A Clockwork Orange

Came across this quote by Anthony Burgess, on the last chapter of "A Clockwork Orange" (from his publisher's tumblr):
…But my New York publisher [W.W. Norton] believed that my twenty-first chapter was a sellout. It was veddy veddy British, don’t you know. It was bland and showed a Pelagian unwillingness to accept that a human being could be a model of unregenerable evil. The Americans, he said in effect, were tougher than the British and could face up to reality. Soon they would be facing up to it in Vietnam. My book was Kennedyan and accepted the notion of moral progress. What was really wanted was a Nixonian book with no shred of optimism in it. Let us have evil prancing on the page and, up to the very last line, sneering in the face of all the inherited beliefs, Jewish, Christian, Muslim and Holy Roller, about people being able to make themselves better. Such a book would be sensational, and so it is. But I do not think it is a fair picture of human life.
To me the last chapter was far from optimistic: it was a last horrific twist to the whole book.   The idea that Alex had something deeply and fundamentally wrong with him to do all those things is a comforting one, and is also the justification of the extreme "corrective" methods that the establishment in the book attempt.  

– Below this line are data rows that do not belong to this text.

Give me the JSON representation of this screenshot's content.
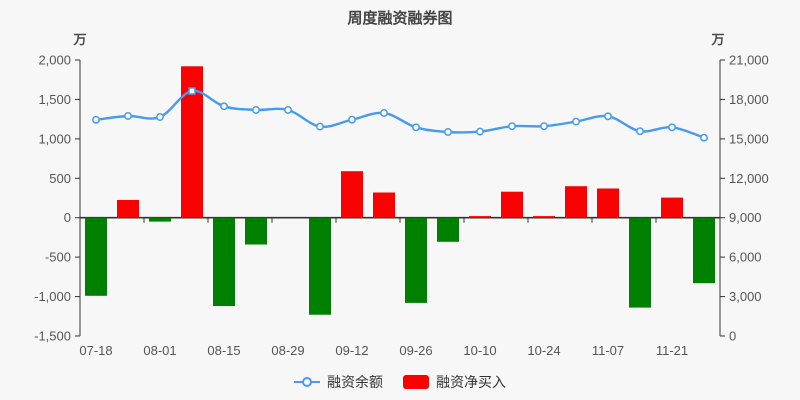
{
  "title": "周度融资融券图",
  "left_axis": {
    "unit": "万"
  },
  "right_axis": {
    "unit": "万"
  },
  "legend": [
    {
      "label": "融资余额",
      "type": "line"
    },
    {
      "label": "融资净买入",
      "type": "bar"
    }
  ],
  "colors": {
    "background": "#f7f7f7",
    "line": "#469bf0",
    "bar_positive": "#fa0000",
    "bar_negative": "#008000",
    "axis": "#333333",
    "text": "#555555",
    "title": "#444444"
  },
  "chart_data": {
    "type": "bar",
    "n_points": 20,
    "x_labels": [
      "07-18",
      "08-01",
      "08-15",
      "08-29",
      "09-12",
      "09-26",
      "10-10",
      "10-24",
      "11-07",
      "11-21"
    ],
    "label_indices": [
      0,
      2,
      4,
      6,
      8,
      10,
      12,
      14,
      16,
      18
    ],
    "left_ylim": [
      -1500,
      2000
    ],
    "left_step": 500,
    "right_ylim": [
      0,
      21000
    ],
    "right_step": 3000,
    "left_axis_ticks": [
      "2,000",
      "1,500",
      "1,000",
      "500",
      "0",
      "-500",
      "-1,000",
      "-1,500"
    ],
    "right_axis_ticks": [
      "21,000",
      "18,000",
      "15,000",
      "12,000",
      "9,000",
      "6,000",
      "3,000",
      "0"
    ],
    "series": [
      {
        "name": "融资净买入",
        "type": "bar",
        "axis": "left",
        "values": [
          -990,
          225,
          -50,
          1920,
          -1120,
          -340,
          0,
          -1230,
          590,
          320,
          -1080,
          -305,
          20,
          330,
          20,
          400,
          370,
          -1140,
          255,
          -830
        ]
      },
      {
        "name": "融资余额",
        "type": "line",
        "axis": "right",
        "values": [
          16450,
          16740,
          16660,
          18640,
          17480,
          17200,
          17200,
          15930,
          16460,
          16970,
          15880,
          15520,
          15550,
          15960,
          15960,
          16310,
          16720,
          15580,
          15880,
          15090
        ]
      }
    ],
    "grid": false,
    "legend_position": "bottom"
  }
}
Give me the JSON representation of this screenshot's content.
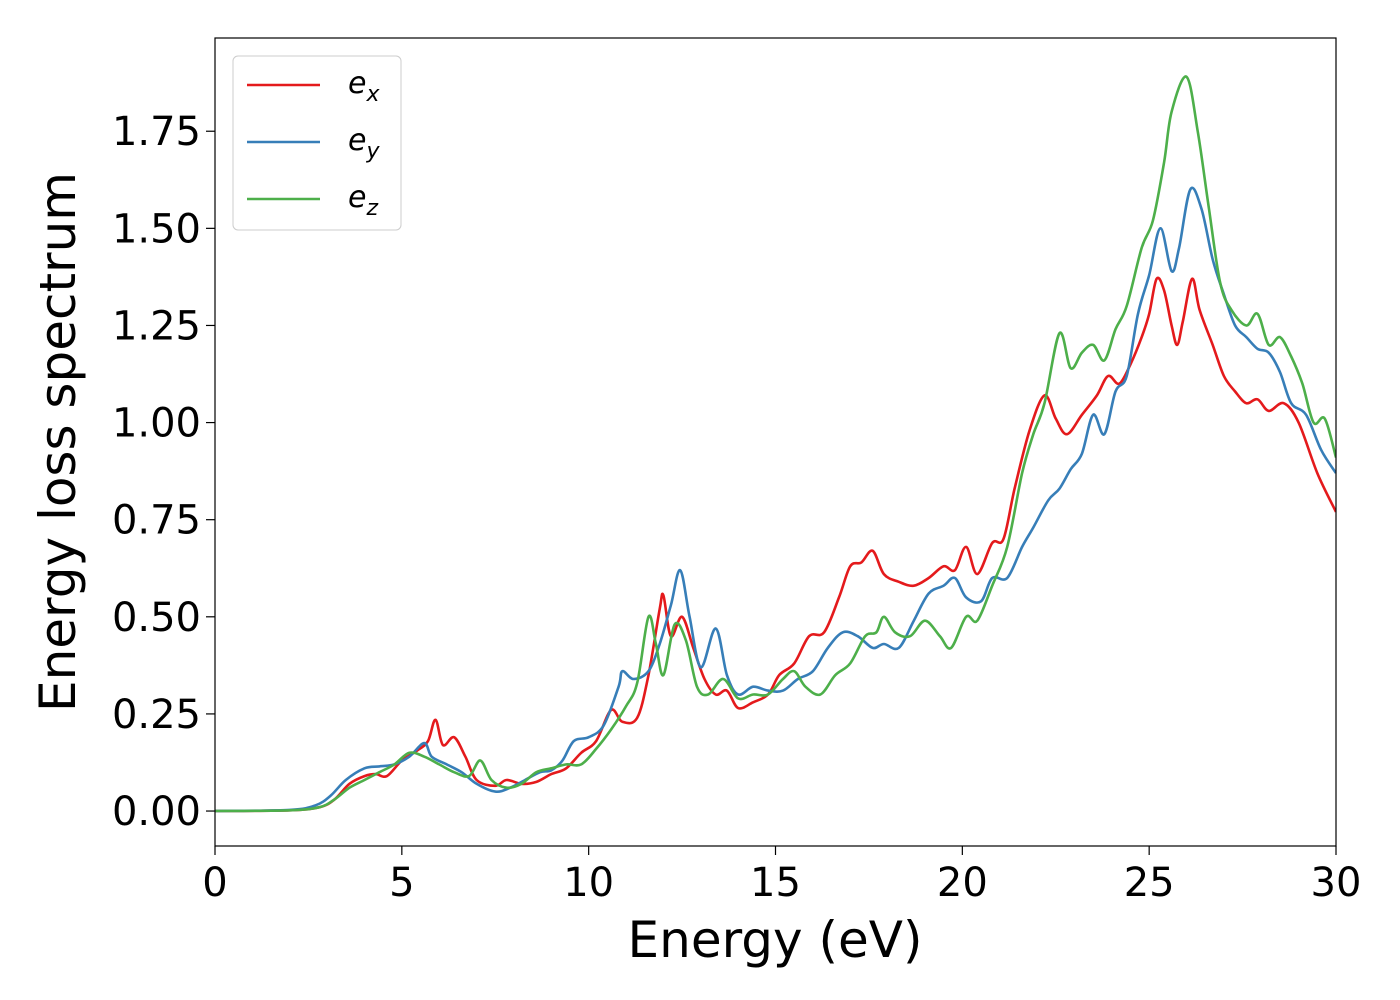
{
  "chart_data": {
    "type": "line",
    "title": "",
    "xlabel": "Energy (eV)",
    "ylabel": "Energy loss spectrum",
    "xlim": [
      0,
      30
    ],
    "ylim": [
      -0.09,
      1.99
    ],
    "xticks": [
      0,
      5,
      10,
      15,
      20,
      25,
      30
    ],
    "xtick_labels": [
      "0",
      "5",
      "10",
      "15",
      "20",
      "25",
      "30"
    ],
    "yticks": [
      0,
      0.25,
      0.5,
      0.75,
      1.0,
      1.25,
      1.5,
      1.75
    ],
    "ytick_labels": [
      "0.00",
      "0.25",
      "0.50",
      "0.75",
      "1.00",
      "1.25",
      "1.50",
      "1.75"
    ],
    "grid": false,
    "legend_position": "top-left",
    "series": [
      {
        "name": "e_x",
        "label_base": "e",
        "label_sub": "x",
        "color": "#e41a1c",
        "points": [
          [
            0,
            0
          ],
          [
            2,
            0.002
          ],
          [
            2.8,
            0.01
          ],
          [
            3.2,
            0.03
          ],
          [
            3.6,
            0.07
          ],
          [
            4.0,
            0.09
          ],
          [
            4.3,
            0.095
          ],
          [
            4.6,
            0.09
          ],
          [
            5.0,
            0.13
          ],
          [
            5.4,
            0.155
          ],
          [
            5.7,
            0.18
          ],
          [
            5.9,
            0.235
          ],
          [
            6.1,
            0.17
          ],
          [
            6.4,
            0.19
          ],
          [
            6.7,
            0.14
          ],
          [
            7.0,
            0.08
          ],
          [
            7.5,
            0.065
          ],
          [
            7.8,
            0.08
          ],
          [
            8.2,
            0.07
          ],
          [
            8.6,
            0.075
          ],
          [
            9.0,
            0.095
          ],
          [
            9.4,
            0.11
          ],
          [
            9.8,
            0.15
          ],
          [
            10.2,
            0.18
          ],
          [
            10.6,
            0.26
          ],
          [
            10.9,
            0.23
          ],
          [
            11.3,
            0.24
          ],
          [
            11.6,
            0.35
          ],
          [
            11.9,
            0.52
          ],
          [
            12.0,
            0.555
          ],
          [
            12.2,
            0.45
          ],
          [
            12.5,
            0.5
          ],
          [
            12.8,
            0.42
          ],
          [
            13.1,
            0.34
          ],
          [
            13.4,
            0.3
          ],
          [
            13.7,
            0.31
          ],
          [
            14.0,
            0.265
          ],
          [
            14.4,
            0.28
          ],
          [
            14.8,
            0.3
          ],
          [
            15.1,
            0.35
          ],
          [
            15.5,
            0.38
          ],
          [
            15.9,
            0.45
          ],
          [
            16.3,
            0.46
          ],
          [
            16.7,
            0.55
          ],
          [
            17.0,
            0.63
          ],
          [
            17.3,
            0.64
          ],
          [
            17.6,
            0.67
          ],
          [
            17.9,
            0.61
          ],
          [
            18.3,
            0.59
          ],
          [
            18.7,
            0.58
          ],
          [
            19.1,
            0.6
          ],
          [
            19.5,
            0.63
          ],
          [
            19.8,
            0.62
          ],
          [
            20.1,
            0.68
          ],
          [
            20.4,
            0.61
          ],
          [
            20.8,
            0.69
          ],
          [
            21.1,
            0.7
          ],
          [
            21.4,
            0.83
          ],
          [
            21.8,
            0.98
          ],
          [
            22.2,
            1.07
          ],
          [
            22.5,
            1.01
          ],
          [
            22.8,
            0.97
          ],
          [
            23.2,
            1.02
          ],
          [
            23.6,
            1.07
          ],
          [
            23.9,
            1.12
          ],
          [
            24.2,
            1.1
          ],
          [
            24.5,
            1.15
          ],
          [
            24.8,
            1.22
          ],
          [
            25.0,
            1.28
          ],
          [
            25.2,
            1.37
          ],
          [
            25.4,
            1.34
          ],
          [
            25.6,
            1.25
          ],
          [
            25.75,
            1.2
          ],
          [
            25.9,
            1.26
          ],
          [
            26.15,
            1.37
          ],
          [
            26.35,
            1.29
          ],
          [
            26.7,
            1.2
          ],
          [
            27.0,
            1.12
          ],
          [
            27.3,
            1.08
          ],
          [
            27.6,
            1.05
          ],
          [
            27.9,
            1.06
          ],
          [
            28.2,
            1.03
          ],
          [
            28.6,
            1.05
          ],
          [
            29.0,
            1.0
          ],
          [
            29.5,
            0.87
          ],
          [
            30.0,
            0.77
          ]
        ]
      },
      {
        "name": "e_y",
        "label_base": "e",
        "label_sub": "y",
        "color": "#377eb8",
        "points": [
          [
            0,
            0
          ],
          [
            2,
            0.003
          ],
          [
            2.7,
            0.015
          ],
          [
            3.1,
            0.04
          ],
          [
            3.5,
            0.08
          ],
          [
            4.0,
            0.11
          ],
          [
            4.4,
            0.115
          ],
          [
            4.8,
            0.12
          ],
          [
            5.2,
            0.14
          ],
          [
            5.6,
            0.175
          ],
          [
            5.8,
            0.14
          ],
          [
            6.2,
            0.12
          ],
          [
            6.6,
            0.1
          ],
          [
            7.0,
            0.07
          ],
          [
            7.5,
            0.05
          ],
          [
            7.9,
            0.06
          ],
          [
            8.3,
            0.08
          ],
          [
            8.7,
            0.1
          ],
          [
            9.0,
            0.105
          ],
          [
            9.3,
            0.13
          ],
          [
            9.6,
            0.18
          ],
          [
            10.0,
            0.19
          ],
          [
            10.4,
            0.22
          ],
          [
            10.8,
            0.32
          ],
          [
            10.9,
            0.36
          ],
          [
            11.2,
            0.34
          ],
          [
            11.6,
            0.36
          ],
          [
            11.9,
            0.43
          ],
          [
            12.2,
            0.53
          ],
          [
            12.45,
            0.62
          ],
          [
            12.7,
            0.5
          ],
          [
            13.0,
            0.37
          ],
          [
            13.4,
            0.47
          ],
          [
            13.7,
            0.35
          ],
          [
            14.0,
            0.3
          ],
          [
            14.4,
            0.32
          ],
          [
            14.8,
            0.31
          ],
          [
            15.2,
            0.31
          ],
          [
            15.6,
            0.34
          ],
          [
            16.0,
            0.36
          ],
          [
            16.4,
            0.42
          ],
          [
            16.8,
            0.46
          ],
          [
            17.2,
            0.45
          ],
          [
            17.6,
            0.42
          ],
          [
            17.9,
            0.43
          ],
          [
            18.3,
            0.42
          ],
          [
            18.7,
            0.49
          ],
          [
            19.1,
            0.56
          ],
          [
            19.5,
            0.58
          ],
          [
            19.8,
            0.6
          ],
          [
            20.1,
            0.55
          ],
          [
            20.5,
            0.54
          ],
          [
            20.8,
            0.6
          ],
          [
            21.2,
            0.6
          ],
          [
            21.6,
            0.68
          ],
          [
            21.9,
            0.73
          ],
          [
            22.3,
            0.8
          ],
          [
            22.6,
            0.83
          ],
          [
            22.9,
            0.88
          ],
          [
            23.2,
            0.92
          ],
          [
            23.5,
            1.02
          ],
          [
            23.8,
            0.97
          ],
          [
            24.1,
            1.08
          ],
          [
            24.4,
            1.12
          ],
          [
            24.7,
            1.28
          ],
          [
            25.0,
            1.38
          ],
          [
            25.3,
            1.5
          ],
          [
            25.6,
            1.39
          ],
          [
            25.8,
            1.45
          ],
          [
            26.1,
            1.6
          ],
          [
            26.4,
            1.55
          ],
          [
            26.7,
            1.42
          ],
          [
            27.0,
            1.33
          ],
          [
            27.3,
            1.25
          ],
          [
            27.6,
            1.22
          ],
          [
            27.9,
            1.19
          ],
          [
            28.2,
            1.18
          ],
          [
            28.5,
            1.13
          ],
          [
            28.8,
            1.05
          ],
          [
            29.2,
            1.02
          ],
          [
            29.6,
            0.93
          ],
          [
            30.0,
            0.87
          ]
        ]
      },
      {
        "name": "e_z",
        "label_base": "e",
        "label_sub": "z",
        "color": "#4daf4a",
        "points": [
          [
            0,
            0
          ],
          [
            2,
            0.002
          ],
          [
            2.8,
            0.01
          ],
          [
            3.2,
            0.03
          ],
          [
            3.6,
            0.06
          ],
          [
            4.0,
            0.08
          ],
          [
            4.4,
            0.1
          ],
          [
            4.8,
            0.12
          ],
          [
            5.2,
            0.15
          ],
          [
            5.6,
            0.14
          ],
          [
            6.0,
            0.12
          ],
          [
            6.4,
            0.1
          ],
          [
            6.8,
            0.09
          ],
          [
            7.1,
            0.13
          ],
          [
            7.4,
            0.08
          ],
          [
            7.8,
            0.06
          ],
          [
            8.2,
            0.07
          ],
          [
            8.6,
            0.1
          ],
          [
            9.0,
            0.11
          ],
          [
            9.4,
            0.12
          ],
          [
            9.8,
            0.12
          ],
          [
            10.2,
            0.16
          ],
          [
            10.6,
            0.21
          ],
          [
            11.0,
            0.27
          ],
          [
            11.3,
            0.33
          ],
          [
            11.6,
            0.5
          ],
          [
            11.8,
            0.43
          ],
          [
            12.0,
            0.35
          ],
          [
            12.3,
            0.48
          ],
          [
            12.6,
            0.44
          ],
          [
            12.9,
            0.32
          ],
          [
            13.2,
            0.3
          ],
          [
            13.6,
            0.34
          ],
          [
            14.0,
            0.29
          ],
          [
            14.4,
            0.3
          ],
          [
            14.8,
            0.3
          ],
          [
            15.2,
            0.34
          ],
          [
            15.5,
            0.36
          ],
          [
            15.8,
            0.32
          ],
          [
            16.2,
            0.3
          ],
          [
            16.6,
            0.35
          ],
          [
            17.0,
            0.38
          ],
          [
            17.4,
            0.45
          ],
          [
            17.7,
            0.46
          ],
          [
            17.9,
            0.5
          ],
          [
            18.2,
            0.46
          ],
          [
            18.6,
            0.45
          ],
          [
            19.0,
            0.49
          ],
          [
            19.4,
            0.45
          ],
          [
            19.7,
            0.42
          ],
          [
            20.1,
            0.5
          ],
          [
            20.4,
            0.49
          ],
          [
            20.8,
            0.58
          ],
          [
            21.2,
            0.68
          ],
          [
            21.6,
            0.87
          ],
          [
            21.9,
            0.97
          ],
          [
            22.2,
            1.05
          ],
          [
            22.6,
            1.23
          ],
          [
            22.9,
            1.14
          ],
          [
            23.2,
            1.18
          ],
          [
            23.5,
            1.2
          ],
          [
            23.8,
            1.16
          ],
          [
            24.1,
            1.24
          ],
          [
            24.4,
            1.3
          ],
          [
            24.8,
            1.45
          ],
          [
            25.1,
            1.52
          ],
          [
            25.4,
            1.67
          ],
          [
            25.6,
            1.8
          ],
          [
            26.0,
            1.89
          ],
          [
            26.3,
            1.75
          ],
          [
            26.6,
            1.55
          ],
          [
            26.9,
            1.36
          ],
          [
            27.2,
            1.29
          ],
          [
            27.6,
            1.25
          ],
          [
            27.9,
            1.28
          ],
          [
            28.2,
            1.2
          ],
          [
            28.5,
            1.22
          ],
          [
            28.8,
            1.17
          ],
          [
            29.1,
            1.1
          ],
          [
            29.4,
            1.0
          ],
          [
            29.7,
            1.01
          ],
          [
            30.0,
            0.91
          ]
        ]
      }
    ]
  }
}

The last chapter tells us that both the reader and the authorities got it completely wrong; that normal people can behave like that if they are not guided through youth not to.  That the guy in the pub on the next table might have tortured people to death for kicks when he was a kid, and later grown out of it.

Now I'm sure Burgess knew what he meant.  But I don't think my interpretation contradicts his quote — they are two sides of the same coin.  The Christians believe that anyone can be saved because they believe that everyone is a sinner.  The belief that only a few born-evil people are capable of behaving that evilly is the comforting one, but as Burgess says it contradicts all our inherited beliefs.  It is also, coincidentally, wrong.